Memory Coherence in Shared Virtual Memory Systems

From: Greg Green (ggreen_at_cs.washington.edu)
Date: Tue Feb 17 2004 - 22:16:48 PST

  • Next message: Steve Arnold: "Review: Li & Hudak, Memory Coherence in Shared Systems"

    Two algorithms for sharing virtual memory on loosely couple
    multiprocessors is described. One algorithm uses a central manager and
    the other uses distributed management. The two major design choices
    for memory coherence are the size of the memory units managed and the
    strategy for maintaining coherence. Some discussion is made about
    choosing a page size, settling on the page size of contemporary
    computers, 256-2k bytes. The next section has a short discussion of
    page synchronization, dismissing the writeback approach and settling
    on invalidation. Finally the different types of ownership strategies
    are discussed. One major strategy is static ownership, where a page is
    always owned by the same processor. The other is dynamic ownership,
    where the owner of the page is the last to write to it.

    The algorithms are described as fault handlers: read fault, read
    server, write fault, and write server. First the centralized manager
    algorithm is described, where a manager resides on a processor with
    locked data structures.
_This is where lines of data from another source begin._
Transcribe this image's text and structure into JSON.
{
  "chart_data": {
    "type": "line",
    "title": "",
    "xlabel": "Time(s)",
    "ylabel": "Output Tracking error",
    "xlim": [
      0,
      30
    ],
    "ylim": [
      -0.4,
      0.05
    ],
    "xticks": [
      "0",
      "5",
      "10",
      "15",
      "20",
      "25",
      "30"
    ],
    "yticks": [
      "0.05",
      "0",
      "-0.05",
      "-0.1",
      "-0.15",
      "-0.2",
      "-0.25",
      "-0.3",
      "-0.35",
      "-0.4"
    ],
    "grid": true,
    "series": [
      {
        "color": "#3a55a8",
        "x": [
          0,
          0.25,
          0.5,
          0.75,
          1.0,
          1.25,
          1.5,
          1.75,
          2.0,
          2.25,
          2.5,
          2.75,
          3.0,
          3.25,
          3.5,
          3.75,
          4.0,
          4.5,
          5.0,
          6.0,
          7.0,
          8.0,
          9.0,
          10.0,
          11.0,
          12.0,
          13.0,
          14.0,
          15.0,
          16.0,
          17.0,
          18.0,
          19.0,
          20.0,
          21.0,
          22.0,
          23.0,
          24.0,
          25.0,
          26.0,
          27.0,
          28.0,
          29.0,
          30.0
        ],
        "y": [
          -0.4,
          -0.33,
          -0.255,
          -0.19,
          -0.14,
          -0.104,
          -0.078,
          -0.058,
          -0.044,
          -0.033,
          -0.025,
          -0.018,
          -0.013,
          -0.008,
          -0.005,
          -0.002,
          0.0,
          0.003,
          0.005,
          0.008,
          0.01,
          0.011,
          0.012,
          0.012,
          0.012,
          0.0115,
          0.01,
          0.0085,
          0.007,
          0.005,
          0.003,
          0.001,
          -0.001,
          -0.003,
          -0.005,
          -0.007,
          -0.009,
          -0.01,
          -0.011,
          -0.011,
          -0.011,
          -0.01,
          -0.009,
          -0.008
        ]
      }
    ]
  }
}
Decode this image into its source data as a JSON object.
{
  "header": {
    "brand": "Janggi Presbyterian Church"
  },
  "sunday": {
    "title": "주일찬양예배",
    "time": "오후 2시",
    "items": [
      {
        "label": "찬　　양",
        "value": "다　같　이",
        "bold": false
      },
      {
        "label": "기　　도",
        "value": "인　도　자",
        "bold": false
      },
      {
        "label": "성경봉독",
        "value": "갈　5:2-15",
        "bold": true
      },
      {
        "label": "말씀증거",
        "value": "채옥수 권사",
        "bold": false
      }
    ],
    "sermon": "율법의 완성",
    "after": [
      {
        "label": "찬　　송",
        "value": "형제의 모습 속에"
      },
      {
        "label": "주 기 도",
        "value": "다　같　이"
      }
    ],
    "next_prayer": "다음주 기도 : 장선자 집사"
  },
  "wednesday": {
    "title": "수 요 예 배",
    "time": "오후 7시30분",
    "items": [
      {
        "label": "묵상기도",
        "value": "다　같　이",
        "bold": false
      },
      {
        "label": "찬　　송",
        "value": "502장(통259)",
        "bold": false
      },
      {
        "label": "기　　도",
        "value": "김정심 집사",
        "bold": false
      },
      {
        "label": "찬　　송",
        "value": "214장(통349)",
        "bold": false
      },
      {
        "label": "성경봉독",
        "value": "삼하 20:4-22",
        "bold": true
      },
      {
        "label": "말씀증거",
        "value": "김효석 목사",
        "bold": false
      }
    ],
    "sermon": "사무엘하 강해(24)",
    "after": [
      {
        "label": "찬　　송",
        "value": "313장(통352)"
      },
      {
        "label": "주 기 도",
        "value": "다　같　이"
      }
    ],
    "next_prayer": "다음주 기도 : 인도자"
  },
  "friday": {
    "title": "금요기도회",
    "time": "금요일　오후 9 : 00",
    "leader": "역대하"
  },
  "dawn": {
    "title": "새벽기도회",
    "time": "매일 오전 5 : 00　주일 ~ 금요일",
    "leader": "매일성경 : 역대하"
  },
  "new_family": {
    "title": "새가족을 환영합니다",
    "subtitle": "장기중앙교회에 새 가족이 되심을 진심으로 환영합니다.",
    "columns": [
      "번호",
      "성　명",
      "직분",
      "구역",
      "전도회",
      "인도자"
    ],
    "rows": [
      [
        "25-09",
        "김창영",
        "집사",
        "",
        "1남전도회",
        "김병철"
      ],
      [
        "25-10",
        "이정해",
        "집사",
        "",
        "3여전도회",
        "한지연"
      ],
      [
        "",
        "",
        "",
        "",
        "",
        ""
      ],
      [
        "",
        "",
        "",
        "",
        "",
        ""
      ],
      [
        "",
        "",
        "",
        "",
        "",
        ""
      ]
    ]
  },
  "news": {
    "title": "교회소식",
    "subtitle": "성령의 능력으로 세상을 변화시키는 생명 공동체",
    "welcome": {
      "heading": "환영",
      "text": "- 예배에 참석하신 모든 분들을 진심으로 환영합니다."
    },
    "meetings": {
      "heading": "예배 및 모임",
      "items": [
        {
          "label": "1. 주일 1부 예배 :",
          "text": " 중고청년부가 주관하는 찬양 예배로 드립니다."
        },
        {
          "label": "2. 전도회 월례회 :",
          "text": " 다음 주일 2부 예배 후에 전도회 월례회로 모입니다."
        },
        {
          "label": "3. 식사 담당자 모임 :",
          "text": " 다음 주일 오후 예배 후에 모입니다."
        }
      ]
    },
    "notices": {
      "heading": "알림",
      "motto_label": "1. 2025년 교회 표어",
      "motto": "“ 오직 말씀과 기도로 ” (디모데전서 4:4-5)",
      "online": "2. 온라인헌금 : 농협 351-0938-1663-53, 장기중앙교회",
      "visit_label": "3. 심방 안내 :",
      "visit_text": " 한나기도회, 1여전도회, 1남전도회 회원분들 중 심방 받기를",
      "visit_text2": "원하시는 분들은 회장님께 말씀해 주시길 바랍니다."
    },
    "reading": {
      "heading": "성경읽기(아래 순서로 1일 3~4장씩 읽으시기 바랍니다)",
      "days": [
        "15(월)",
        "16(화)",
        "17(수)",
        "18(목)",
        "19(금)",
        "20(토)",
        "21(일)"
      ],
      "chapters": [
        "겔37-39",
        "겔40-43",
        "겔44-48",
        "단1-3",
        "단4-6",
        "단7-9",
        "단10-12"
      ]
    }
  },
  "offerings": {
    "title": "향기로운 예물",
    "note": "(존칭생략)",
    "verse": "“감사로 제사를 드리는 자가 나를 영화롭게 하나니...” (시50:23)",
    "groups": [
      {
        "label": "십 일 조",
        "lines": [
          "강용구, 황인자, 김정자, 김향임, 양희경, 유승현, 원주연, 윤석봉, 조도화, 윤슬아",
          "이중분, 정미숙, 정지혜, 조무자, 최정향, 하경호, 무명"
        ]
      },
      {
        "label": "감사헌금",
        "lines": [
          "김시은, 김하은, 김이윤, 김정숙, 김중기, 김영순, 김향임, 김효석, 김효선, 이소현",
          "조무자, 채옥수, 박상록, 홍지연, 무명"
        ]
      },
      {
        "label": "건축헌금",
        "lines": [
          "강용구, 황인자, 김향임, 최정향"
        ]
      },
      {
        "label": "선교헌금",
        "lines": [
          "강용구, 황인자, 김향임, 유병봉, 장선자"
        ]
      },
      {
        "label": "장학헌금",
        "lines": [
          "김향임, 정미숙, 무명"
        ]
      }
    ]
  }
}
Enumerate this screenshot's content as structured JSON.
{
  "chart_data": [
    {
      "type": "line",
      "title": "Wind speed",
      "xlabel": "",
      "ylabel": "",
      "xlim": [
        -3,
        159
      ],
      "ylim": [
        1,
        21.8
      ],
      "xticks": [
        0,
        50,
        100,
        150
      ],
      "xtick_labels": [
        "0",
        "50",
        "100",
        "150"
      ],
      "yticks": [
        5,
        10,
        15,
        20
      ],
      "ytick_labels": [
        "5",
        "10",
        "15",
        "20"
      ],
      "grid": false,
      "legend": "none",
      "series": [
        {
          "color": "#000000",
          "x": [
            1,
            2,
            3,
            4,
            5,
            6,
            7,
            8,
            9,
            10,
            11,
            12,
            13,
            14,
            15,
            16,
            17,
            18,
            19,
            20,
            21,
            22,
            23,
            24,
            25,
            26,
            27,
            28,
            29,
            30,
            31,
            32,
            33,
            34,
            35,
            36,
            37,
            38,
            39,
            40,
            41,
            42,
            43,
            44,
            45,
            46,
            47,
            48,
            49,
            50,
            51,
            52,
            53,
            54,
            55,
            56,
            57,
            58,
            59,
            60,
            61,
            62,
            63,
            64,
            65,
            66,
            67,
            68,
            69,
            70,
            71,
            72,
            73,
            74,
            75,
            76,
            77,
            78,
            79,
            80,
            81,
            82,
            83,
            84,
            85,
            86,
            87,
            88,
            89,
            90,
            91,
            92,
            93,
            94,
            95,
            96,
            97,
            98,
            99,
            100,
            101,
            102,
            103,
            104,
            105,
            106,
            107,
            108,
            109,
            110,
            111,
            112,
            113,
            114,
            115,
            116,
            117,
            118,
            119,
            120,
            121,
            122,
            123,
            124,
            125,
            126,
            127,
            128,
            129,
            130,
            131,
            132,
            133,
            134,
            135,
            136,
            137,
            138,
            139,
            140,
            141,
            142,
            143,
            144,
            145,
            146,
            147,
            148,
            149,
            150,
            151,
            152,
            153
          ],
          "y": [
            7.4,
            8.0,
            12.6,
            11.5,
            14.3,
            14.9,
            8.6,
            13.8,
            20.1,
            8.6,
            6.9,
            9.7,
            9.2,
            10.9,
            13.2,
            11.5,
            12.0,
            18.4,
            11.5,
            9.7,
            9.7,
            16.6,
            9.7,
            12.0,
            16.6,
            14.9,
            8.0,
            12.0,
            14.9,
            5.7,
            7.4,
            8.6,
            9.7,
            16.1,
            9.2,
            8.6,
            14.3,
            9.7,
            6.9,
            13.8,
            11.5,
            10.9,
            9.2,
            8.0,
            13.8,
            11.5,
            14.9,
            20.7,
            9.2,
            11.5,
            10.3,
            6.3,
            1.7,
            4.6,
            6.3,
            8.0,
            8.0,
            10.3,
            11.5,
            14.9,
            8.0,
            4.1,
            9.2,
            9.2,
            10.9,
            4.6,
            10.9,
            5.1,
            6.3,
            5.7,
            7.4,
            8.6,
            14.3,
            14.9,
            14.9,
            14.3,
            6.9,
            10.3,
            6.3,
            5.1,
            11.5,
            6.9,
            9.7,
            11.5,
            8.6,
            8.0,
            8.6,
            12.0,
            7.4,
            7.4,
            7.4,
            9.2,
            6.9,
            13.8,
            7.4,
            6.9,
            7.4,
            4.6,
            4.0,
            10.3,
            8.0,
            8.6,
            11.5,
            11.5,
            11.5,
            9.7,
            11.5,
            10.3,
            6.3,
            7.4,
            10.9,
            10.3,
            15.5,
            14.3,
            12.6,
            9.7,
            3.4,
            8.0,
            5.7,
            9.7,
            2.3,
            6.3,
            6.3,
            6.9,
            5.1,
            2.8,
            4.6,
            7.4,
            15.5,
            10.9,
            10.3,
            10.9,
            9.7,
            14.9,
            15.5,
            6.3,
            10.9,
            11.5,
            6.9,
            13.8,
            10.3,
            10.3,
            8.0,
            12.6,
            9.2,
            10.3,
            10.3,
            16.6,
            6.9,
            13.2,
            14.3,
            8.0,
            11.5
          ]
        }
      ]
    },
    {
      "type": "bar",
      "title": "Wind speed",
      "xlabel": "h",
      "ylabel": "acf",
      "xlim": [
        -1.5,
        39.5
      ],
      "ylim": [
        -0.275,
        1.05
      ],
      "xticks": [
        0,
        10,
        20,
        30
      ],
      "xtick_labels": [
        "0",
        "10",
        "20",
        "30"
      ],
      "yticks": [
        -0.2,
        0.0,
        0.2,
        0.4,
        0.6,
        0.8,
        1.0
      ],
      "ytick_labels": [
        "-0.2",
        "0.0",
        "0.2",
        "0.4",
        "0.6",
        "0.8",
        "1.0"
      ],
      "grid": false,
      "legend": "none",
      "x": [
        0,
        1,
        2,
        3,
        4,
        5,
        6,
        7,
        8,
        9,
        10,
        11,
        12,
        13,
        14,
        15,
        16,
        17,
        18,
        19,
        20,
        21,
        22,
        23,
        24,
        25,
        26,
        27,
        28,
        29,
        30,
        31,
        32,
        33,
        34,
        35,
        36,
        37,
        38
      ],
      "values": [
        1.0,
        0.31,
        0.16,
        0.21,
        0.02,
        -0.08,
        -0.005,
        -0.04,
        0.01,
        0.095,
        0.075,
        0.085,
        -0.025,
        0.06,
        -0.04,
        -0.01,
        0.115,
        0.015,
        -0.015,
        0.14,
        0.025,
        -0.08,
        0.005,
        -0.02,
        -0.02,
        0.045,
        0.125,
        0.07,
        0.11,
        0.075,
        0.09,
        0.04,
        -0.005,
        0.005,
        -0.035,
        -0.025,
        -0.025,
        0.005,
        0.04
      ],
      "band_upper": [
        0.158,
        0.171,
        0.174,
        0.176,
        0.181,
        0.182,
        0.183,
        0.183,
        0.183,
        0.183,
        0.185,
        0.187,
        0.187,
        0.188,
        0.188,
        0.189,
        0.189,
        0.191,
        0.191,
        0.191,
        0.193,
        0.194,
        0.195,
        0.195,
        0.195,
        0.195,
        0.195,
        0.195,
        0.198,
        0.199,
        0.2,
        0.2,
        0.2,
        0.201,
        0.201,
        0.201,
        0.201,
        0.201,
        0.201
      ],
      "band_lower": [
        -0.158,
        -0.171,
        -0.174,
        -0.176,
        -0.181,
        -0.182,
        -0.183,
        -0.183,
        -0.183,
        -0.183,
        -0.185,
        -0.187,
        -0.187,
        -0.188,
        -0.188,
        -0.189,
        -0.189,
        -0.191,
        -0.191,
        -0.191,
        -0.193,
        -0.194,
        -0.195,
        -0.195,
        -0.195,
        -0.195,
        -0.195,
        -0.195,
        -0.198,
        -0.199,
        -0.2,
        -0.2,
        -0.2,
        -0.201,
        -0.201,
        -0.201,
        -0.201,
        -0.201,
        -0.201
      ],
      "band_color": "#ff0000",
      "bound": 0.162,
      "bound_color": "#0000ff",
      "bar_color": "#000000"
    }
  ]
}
This algorithm doesn't require broadcasting,
    as the manager always knows where all copies of the page reside, and
    can invalidate them at once. An improvement to this algorithm moves
    the synchronization of page ownership to the individual owners. This
    removes a confirmation message from each fault. This algorithm suffers
    from a bottleneck at the manager, which must respond to every fault.

    The second set of algorithms described have distributed the management
    over the whole set of processors. The first variation has page
    ownership distributed statically to the set of processors, with a
    manager at each processor for it's pages. The second
    variation uses a broadcast to find the owner of a page, instead of
    having the pages assigned statically beforehand. This makes the
    communication the bottleneck. The final set of algorithms described
    has each processor keep track of who owns which page locally. There
    are some variations of this algorithm so that broadcast is not needed,
    or to improve performance by broadcasting at certain intervals. There
    is some discussion on the big O performance and limits. Basically the
    worst case number of messages for finding a page is O(n+mlogn) for m < n
    and
    O(Mlog(1+m/n)N) for m >= n where n is the number of processors.

    This paper was written quite a while ago, so I assume that it has been
    utilized on modern multiprocessors. The parallel computing problem is
    quite difficult when the result set cannot reside on 1 processor, and
    these algorithms seem to provide good performance for this case.

    I liked how the design space was covered in the beginning and the
    strengths and weaknesses of the different approaches were discussed. I
    found it easy to understand. Also the algorithms were described in
    great detail, enought so that I felt that I could implement them
    without too much trouble. This was a good paper.